The Death of the Frequent Flyer
A chemist, rapper, b-girl, and now the only woman with a Rhymesayers contract, Psalm One is physical evidence of the "third time's a charm" truism, finally flirting with the right formula on The Death of the Frequent Flyer. Her first two attempts, Bio: Chemistry and Bio: Chemistry II, had critics telling the Chicago native, born Christalle Bowen, to take it back to the lab. Her raps were immature (peppered with yo'-mama jokes), her voice squeaky (sounding like a less sexed-up Khia), and her stories told curiously well but hidden behind a massive wall of sass. The flaws were doubly annoying due to her obvious talent. Minneapolis's favorite son Sean Daley took notice of this tomboy's potential and has challenged (or required) her to up the ante.

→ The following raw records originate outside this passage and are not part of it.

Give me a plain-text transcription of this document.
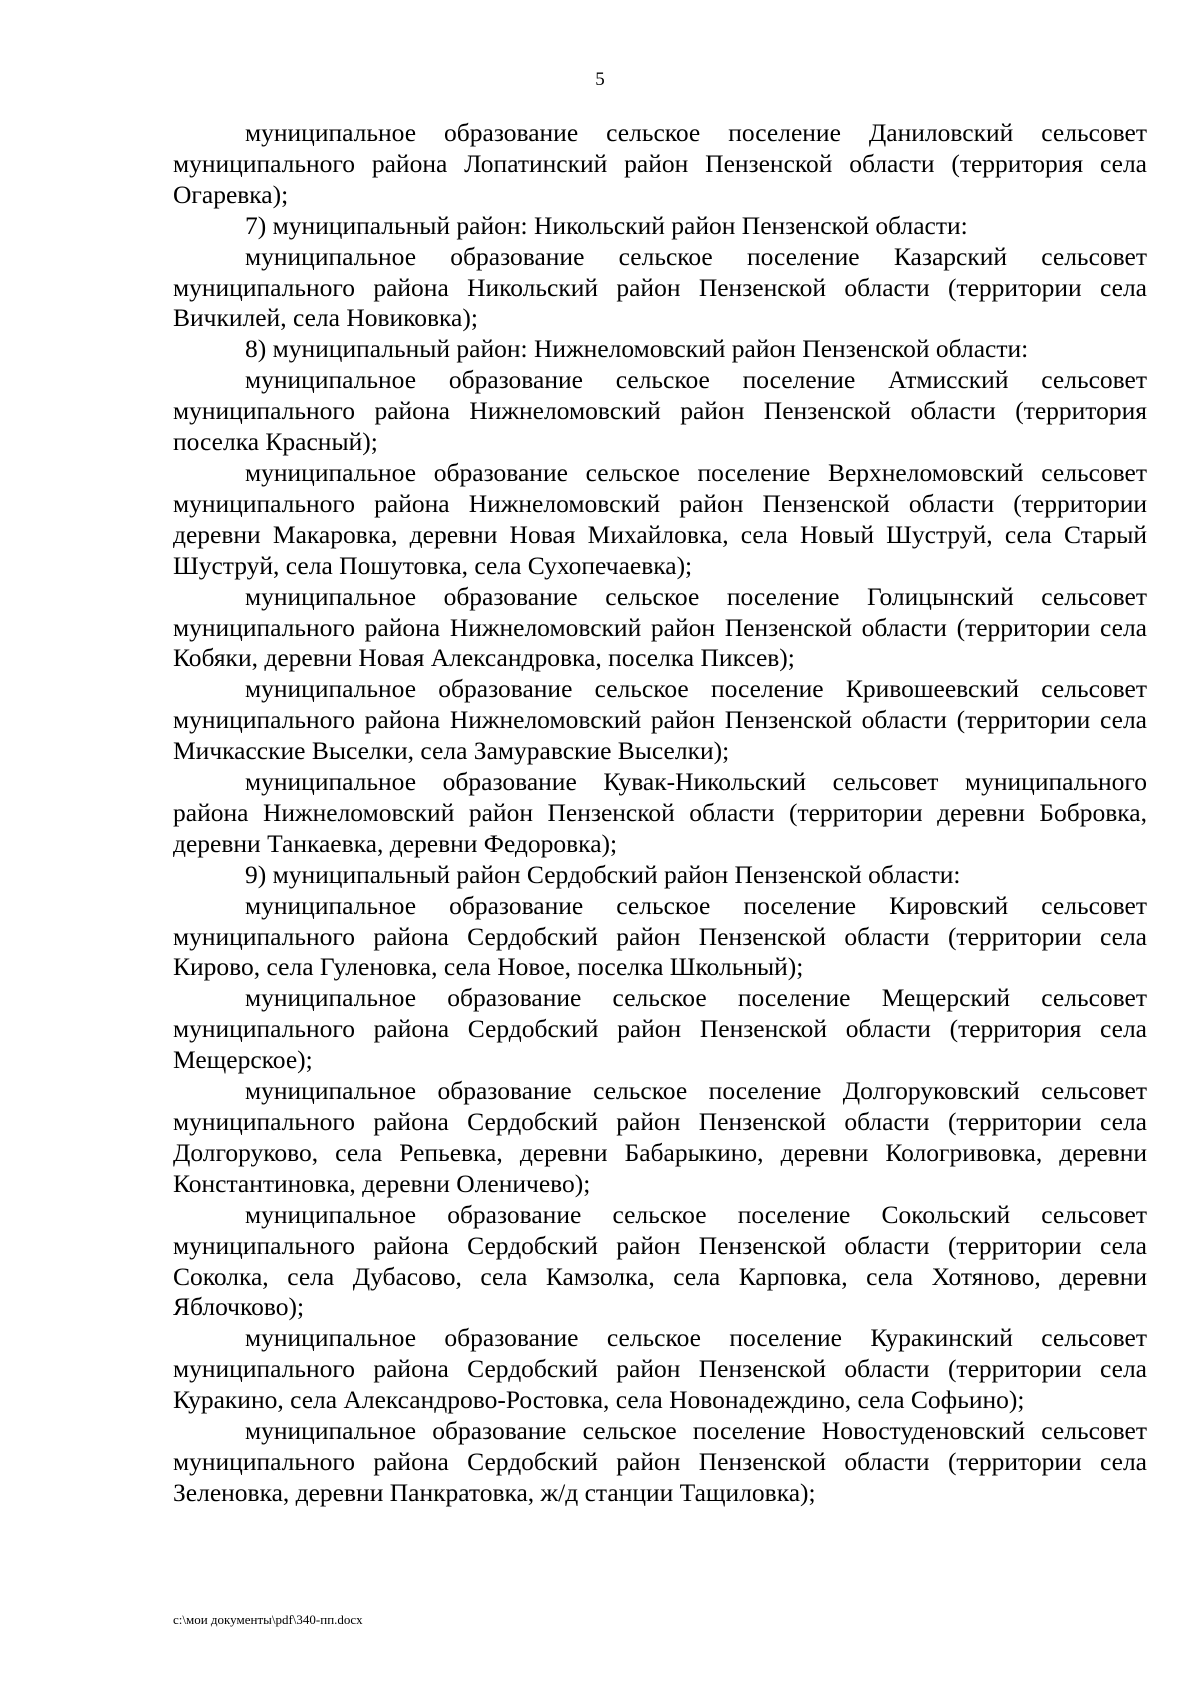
5

муниципальное образование сельское поселение Даниловский сельсовет муниципального района Лопатинский район Пензенской области (территория села Огаревка);

7) муниципальный район: Никольский район Пензенской области:

муниципальное образование сельское поселение Казарский сельсовет муниципального района Никольский район Пензенской области (территории села Вичкилей, села Новиковка);

8) муниципальный район: Нижнеломовский район Пензенской области:

муниципальное образование сельское поселение Атмисский сельсовет муниципального района Нижнеломовский район Пензенской области (территория поселка Красный);

муниципальное образование сельское поселение Верхнеломовский сельсовет муниципального района Нижнеломовский район Пензенской области (территории деревни Макаровка, деревни Новая Михайловка, села Новый Шуструй, села Старый Шуструй, села Пошутовка, села Сухопечаевка);

муниципальное образование сельское поселение Голицынский сельсовет муниципального района Нижнеломовский район Пензенской области (территории села Кобяки, деревни Новая Александровка, поселка Пиксев);

муниципальное образование сельское поселение Кривошеевский сельсовет муниципального района Нижнеломовский район Пензенской области (территории села Мичкасские Выселки, села Замуравские Выселки);

муниципальное образование Кувак-Никольский сельсовет муниципального района Нижнеломовский район Пензенской области (территории деревни Бобровка, деревни Танкаевка, деревни Федоровка);

9) муниципальный район Сердобский район Пензенской области:

муниципальное образование сельское поселение Кировский сельсовет муниципального района Сердобский район Пензенской области (территории села Кирово, села Гуленовка, села Новое, поселка Школьный);

муниципальное образование сельское поселение Мещерский сельсовет муниципального района Сердобский район Пензенской области (территория села Мещерское);

муниципальное образование сельское поселение Долгоруковский сельсовет муниципального района Сердобский район Пензенской области (территории села Долгоруково, села Репьевка, деревни Бабарыкино, деревни Кологривовка, деревни Константиновка, деревни Оленичево);

муниципальное образование сельское поселение Сокольский сельсовет муниципального района Сердобский район Пензенской области (территории села Соколка, села Дубасово, села Камзолка, села Карповка, села Хотяново, деревни Яблочково);

муниципальное образование сельское поселение Куракинский сельсовет муниципального района Сердобский район Пензенской области (территории села Куракино, села Александрово-Ростовка, села Новонадеждино, села Софьино);

муниципальное образование сельское поселение Новостуденовский сельсовет муниципального района Сердобский район Пензенской области (территории села Зеленовка, деревни Панкратовка, ж/д станции Тащиловка);

c:\мои документы\pdf\340-пп.docx
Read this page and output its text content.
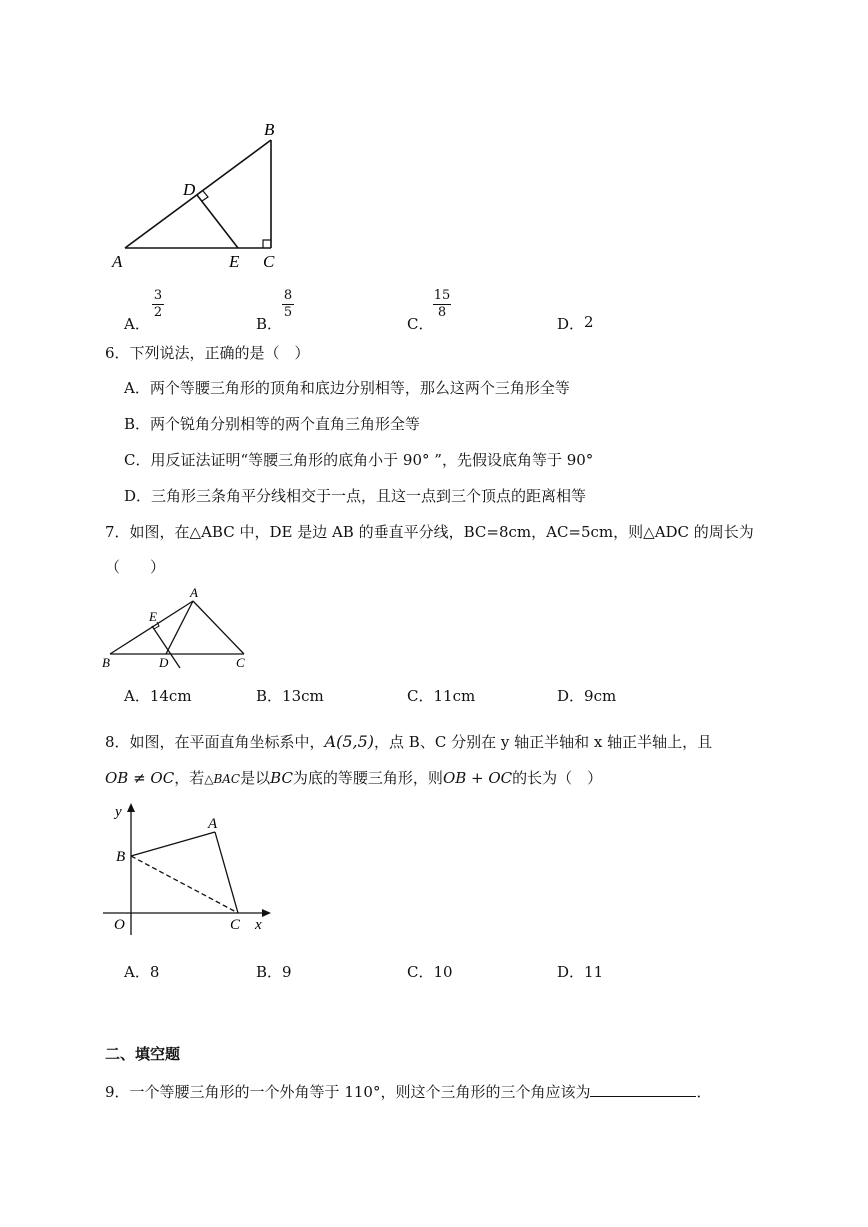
B
D
A	E C
A．
3
2
B．
8
5
C．
15
8
D． 2
6．下列说法，正确的是（　）
A．两个等腰三角形的顶角和底边分别相等，那么这两个三角形全等
B．两个锐角分别相等的两个直角三角形全等
C．用反证法证明“等腰三角形的底角小于 90° ”，先假设底角等于 90°
D．三角形三条角平分线相交于一点，且这一点到三个顶点的距离相等
7．如图，在△ABC 中，DE 是边 AB 的垂直平分线，BC=8cm，AC=5cm，则△ADC 的周长为
（　　）
A
E
B	D	C
A．14cm	B．13cm	C．11cm	D．9cm
8．如图，在平面直角坐标系中，A(5,5)，点 B、C 分别在 y 轴正半轴和 x 轴正半轴上，且
OB ≠ OC，若△BAC是以BC为底的等腰三角形，则OB + OC的长为（　）
y
A
B
O	C x
A．8	B．9	C．10	D．11
二、填空题
9．一个等腰三角形的一个外角等于 110°，则这个三角形的三个角应该为	．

Now Psalm's not playin'—she's got the Twin Cities' own hip-hop perfectionist Brother Ali rapping on "Standby" over a beat immediately recognizable as Ant's. "The Nine," meanwhile, showcases her Slick Rick-esque knack for storytelling, and on "Rap Star" (framed by a snakecharmer-sounding beat produced by Maker), the sarcastic and cynical Psalm cockily reminds her listeners to "Meet Christalle/She's so cold/Come at me/Christalle she's a star...Star quality like an idol finalist/So pretty please this CD needs boo/I'll do fine at this." At a time when "My Humps" is as close as girl-fronted rap gets to mainstream radio waves, it's a good thing Psalm One's decided to finally drop science.